In getting a string of CFWLA (Center for Faith + Work Los Angeles) activities lined up for the year I’ve found myself recently buried in a long string of emails, phone calls, lists of details to follow up on, and scheduling coordination. On any given day I might finish a few of these or spend several hours doing tedious editing on a section of curriculum for one of our programs. The sense of God’s favor and concern over the “administrivia” of my daily grind so easily escapes me even as the main theme of CFWLA is the restoration of all of our work for God’s glory and purposes. A book I read over the holiday had a chapter that caught my eye and was a welcome return to the goodness of even our daily tasks of minutiae.
The Sacred Ordinary
Tish Harrison Warren’s recent The Liturgy of the Ordinary does a wonderful job capturing how the regular rhythms of our lives are rich with opportunity to experience God’s presence. Related to the more mundane chores of our vocational tasking she writes,
At times, this big vision of the missio Dei [mission of God] can make its way, very obviously, into our mission and purpose statement, our life goals and vision, but it can easily get lost in the daily grind. For me, being a “blessed and sent” one on God’s mission seems distant and inscrutable in the annoying task of email.1
I remember my life of management in aerospace, facing dozens of new email each day and if I went on vacation and resisted staying connected to the office, sometimes hundreds would be waiting for my arrival. I could feel the dread of return build towards the close of these times away from work. But I knew this was not the whole truth of these tasks as Warren continues,
Yet each message in my inbox, in some way, touches on my vocation, or rather, vocations. Each email has to do with my professional, family, and civic life.

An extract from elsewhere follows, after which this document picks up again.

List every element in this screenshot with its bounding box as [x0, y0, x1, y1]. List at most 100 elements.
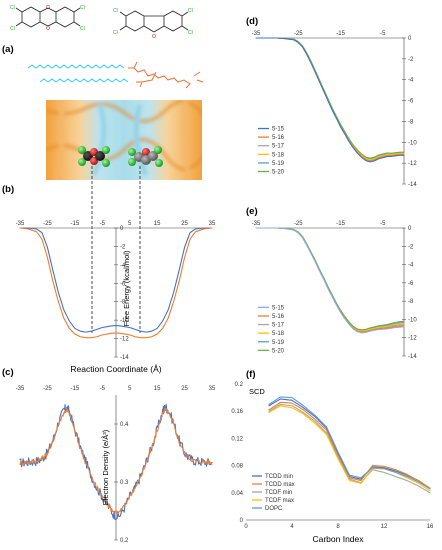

We know as believers that instinctively, every act should be integral to serving and loving God or Scripture quickly loses its coherency.
And whatever you do, in word or deed, do everything in the name of the Lord Jesus, giving thanks to God the Father through him… Whatever you do, work heartily, as for the Lord and not for men. – Col 3:17, 23
But how do we begin to see the perfunctory details of our lives as significant with a kingdom vision? Warren recounted a friend’s reply regarding his work.
He’s doing good work and making an impact through his career. But when you ask him what he does for a living, he answers, “If you ask my kids, they’d tell you that I check emails and go to meetings.” This kingdom vision— our identity as those blessed and sent— must work itself out in the small routines of our daily work and vocation, as we go to meetings, check our email, make our children dinner, or mow the lawn.
It appears that God cares about what I often refuse to care about in my small and seemingly insignificant but faithful efforts. Martin Luther, the Reformation giant, once said that “God himself will milk the cows through him whose vocation it is.” Warren reflects,
But could God himself check email through me? Could he balance the family budget and fold the laundry through me? Could he fill out bureaucratic work forms through me? Does he care about any of this?
Connecting the Dots
She answers her and my question in realizing that what makes us and our work holy is not the abstract concept of some distant impact or significance we assign it but rather the intimate involvement with our Creator in the act of work itself.
My identity as one who is “blessed and sent” must be embraced and enfleshed, even in these hours of email as I seek to form better habits of responsibility and discipline. These are the small tasks in which we live out God’s blessing and into which we are sent; we are blessed and sent into the real ways that we spend our hours.
We must resist the temptation to make certain types of work or career paths more noble or holy as this pushes God away from our present moment.
This new year, let’s invite our Lord into the small things and remember his promise to those who invest care in the small stuff of life.
“Well done, good and faithful servant. You have been faithful over a little; I will set you over much. Enter into the joy of your master.” (Matt. 25:21)
1 Warren, Tish Harrison. Liturgy of the Ordinary: Sacred Practices in Everyday Life (pp. 92-93). InterVarsity Press. Kindle Edition.